Savannah
Part
2: The heart of the ocean
I
never met her before, the Atlantic. I swam in the Great Lakes of Michigan all
my life, but the oceans, well, no, I had missed those somehow. There she was.
Huge. Overwhelming. Nothing like the lakes and so enormous, I felt her oblivion
to my presence. Then, ever so gently, the salt water slipped over my skin, and
my fears of swimming in foreign waters, with unknown creatures, melted away in
the ebb of the tide, and I felt her push, her pull, that enigmatic undertow.
I
would come here a thousand times and never leave the ocean completely. The sands
won't allow it; they were now part of my fabric, traveling with me everywhere
I went in this city by the sea.

A
little coastal town, Tybee, holds court with the quiet queen.

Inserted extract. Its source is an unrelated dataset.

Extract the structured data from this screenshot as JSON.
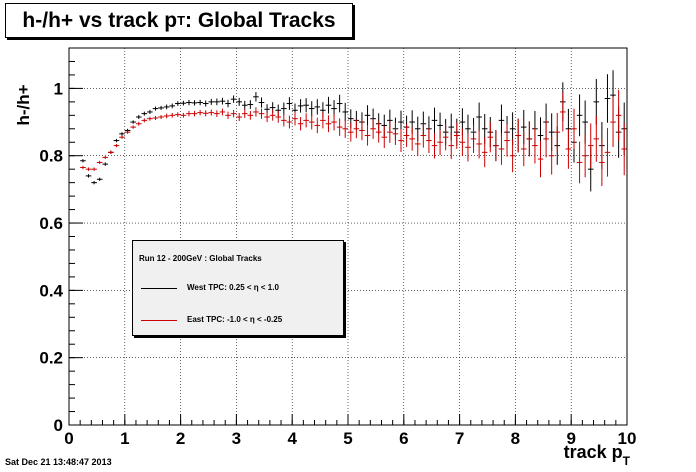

Its practicality
lies in the fact that it will never be rid of the sand and the salt, and that
suits it just fine. Want a shrimp dinner? I never knew there were so many ways
to cook and eat shrimp. A food I once loved, now is passé to me, its abundance
its undoing.
But
to her I return, over and over. Seeking solace in the waves, answers in the clouds,
inspiration in myself, in the winds, the sand my reminder, of grit, what it takes
to wear down the spindles of time and etch a place for yourself in the Universe.
I
don't think I will be able to live away from her ever again.
I
find myself reflected in her shores.